Sykes later worked for a TV station, as a development director for Southern Methodist University’s Meadows School of the Arts, and as a non-profit consultant before being contacted by an organization that she had helped start 15 years before. Sykes had served as the first board president of the Dallas Women’s Foundation when the organization got its start, addressing inequality of funding between female-focused agencies and male-serving groups like YMCA and Boy Scouts of America. “At that time, less than four percent of annual foundation dollars across the nation were going to programs specifically for women and girls,” she said.

Sykes was asked to serve as the interim executive director and in 1998 was hired to fill the role. She said the Dallas Women’s Foundation is a place for women to learn about philanthropy and to provide a source of funding for the community’s girls and women, who often face unique issues like the scary prospect Emily Austin faced in caring for her children and elderly mother.

Sykes, who deals with women’s philanthropy on a daily basis, firmly believes that women, like Emily Austin, have been a driving force in development and progress not only for women’s issues but also for a much broader spectrum of issues. “Individual women from the early days of this country have been building America through their volunteer work and through philanthropy for social change,” Sykes said. “Women were using their wealth to open doors, and it always had to do with elevating people and lifting people out of their circumstances or giving them opportunities.”

Catherine “Kiki” Moore McLean ’85, who had a front row seat to an important moment in women’s history this year as a senior campaign adviser for Senator Hillary Clinton, agrees. “One thing women have always been good about doing is finding a way to move themselves forward, even in the era of Emily Austin, who couldn’t work the front channels, but worked the back channels,” she said. (See The Race for Madam President)

Virginia Smith Volpe ’90, director for Global Transaction Services at Citi, is part of a generation of women that has had the benefit of women role models. “I am very thankful for the generation before me because they fought tooth and nail, and now I don’t have to,” she said. “You still don’t see women in all positions.
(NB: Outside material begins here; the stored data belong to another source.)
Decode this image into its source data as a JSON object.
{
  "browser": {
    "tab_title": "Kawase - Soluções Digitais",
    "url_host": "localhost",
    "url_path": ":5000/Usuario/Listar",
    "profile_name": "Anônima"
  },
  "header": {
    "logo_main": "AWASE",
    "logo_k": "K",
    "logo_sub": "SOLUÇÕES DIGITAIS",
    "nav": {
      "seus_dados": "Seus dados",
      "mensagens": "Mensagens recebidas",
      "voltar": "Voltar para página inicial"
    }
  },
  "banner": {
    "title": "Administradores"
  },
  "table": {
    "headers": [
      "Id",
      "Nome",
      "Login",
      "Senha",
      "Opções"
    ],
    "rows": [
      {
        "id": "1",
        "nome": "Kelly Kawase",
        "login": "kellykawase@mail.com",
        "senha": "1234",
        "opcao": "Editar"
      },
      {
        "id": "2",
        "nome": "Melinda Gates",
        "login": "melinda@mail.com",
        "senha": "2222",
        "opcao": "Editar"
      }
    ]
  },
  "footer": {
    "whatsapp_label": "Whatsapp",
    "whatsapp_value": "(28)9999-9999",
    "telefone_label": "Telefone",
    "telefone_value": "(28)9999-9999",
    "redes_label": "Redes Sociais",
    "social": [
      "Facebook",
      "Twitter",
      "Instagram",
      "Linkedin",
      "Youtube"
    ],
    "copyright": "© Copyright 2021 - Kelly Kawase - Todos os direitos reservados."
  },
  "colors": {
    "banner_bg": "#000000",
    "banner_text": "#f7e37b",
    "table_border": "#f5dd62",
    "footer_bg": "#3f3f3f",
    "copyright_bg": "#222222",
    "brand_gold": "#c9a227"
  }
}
It’s a work in progress, but advancement based on merit is happening.”

However, she sees the progress of generations before her and today’s continuing evolution of women’s rights as slightly different. What Volpe finds “breathtaking” is that women are taking success into their own hands and going beyond “glass-ceiling” terminology. “The generation before me defined success by giving up anything necessary to get to the top,” Volpe said. “What I am seeing now, in my generation and beyond, is the ability of women to define success on their own terms. That can mean a combination of marriage, partners, kids, friends, life outside of work, and career.”

Sykes and McLean hope that younger women don’t lose sight of the progress made. “Equality is still an issue and always will be until we have economic parity,” McLean said. “I think we have some generational challenges for women who are growing up not knowing some of the restrictions women ahead of them experienced.”

Sykes, who as a married woman couldn’t own property in her own name by Texas law until the Marital Property Act of 1967, recognizes that the landscape for women has changed dramatically during her lifetime, but hopes the stories of the women who pushed for those changes aren’t forgotten. “Young women and girls need to hear these very inspiring stories about Emily Austin and other women in history,” Sykes said. “When I came along, there was no such thing as women’s history. The great advantage that younger women have now is role models.”